Proximal Gradient Method

The proximal gradient method is applied to the sparse coding problem, yielding the proximal operator: $z^{(1)} = \operatorname{prox}_{\lambda R}(W^\top x + b_{\text{e}})$ where $R$ is a sparsity-inducing regularizer. This step leads to a single-layer neural network instantiation, characteristic of SAEs. The newly proposed AbsTopK removes the non-negativity constraint inherent in other SAEs by leveraging an $\ell_0$ norm-based thresholding method, simplifying the integration of bidirectional semantic features.

Experiments

The empirical validation involved comprehensive testing across four LLMs, including Qwen3 4B and Gemma2-2B, using AbsTopK, TopK, and JumpReLU variants. Metrics such as MSE training loss, normalized reconstruction error, and cross-entropy loss recovery were employed to evaluate the approaches.

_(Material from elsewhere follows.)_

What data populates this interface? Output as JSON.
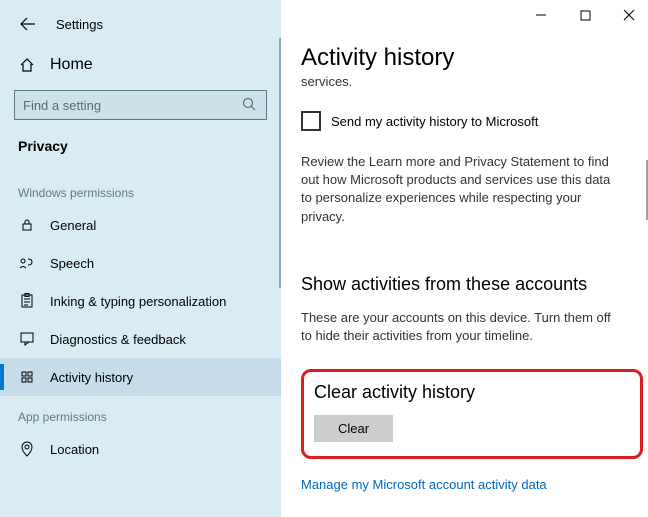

Figure 2: Performance comparison of JumpReLU, TopK, and AbsTopK SAEs on Qwen3 4B Layer 20, illustrating significant error reduction and model fidelity preservation.

Figure 3: Performance comparison of SAE variants across tasks on Qwen3-4B Layer 18, indicating overall superior task performance by AbsTopK.

AbsTopK consistently outperformed other variants, showcasing enhanced representational capacity and interpretability by allowing a single feature to compactly encode contrasting semantic directions (e.g., male vs. female).

Results on Steering and Probing Tasks

AbsTopK was assessed on steering tasks, demonstrating its adeptness in controlled intervention within LLMs without severely compromising broader model competencies. This contrasts with simpler methods like Difference-in-Means (DiM), which typically necessitate labeled datasets and fail to capture multidimensional and bidirectional features inherent in LLMs efficiently.

Implications and Future Work

The introduction of AbsTopK advances the field of interpretable LLMs by enabling more coherent feature representations that align with the natural bidirectionality of semantic concepts. Future research could explore multi-step proximal updates to capture finer-grained semantic structures and optimize the computational efficiency of such enrichments in large-scale models.

Conclusion

AbsTopK addresses fundamental limitations in existing SAEs by eliminating the non-negativity constraint, thereby facilitating the identification and manipulation of bidirectional features within LLMs. Its efficacy across multiple models demonstrates its potential to augment the interpretability and control of contemporary AI systems, encouraging developments towards more nuanced and broader spectrum feature encodings. The research provides a groundwork for further exploration into efficient proximal algorithms and their applicability to various domains beyond natural language processing.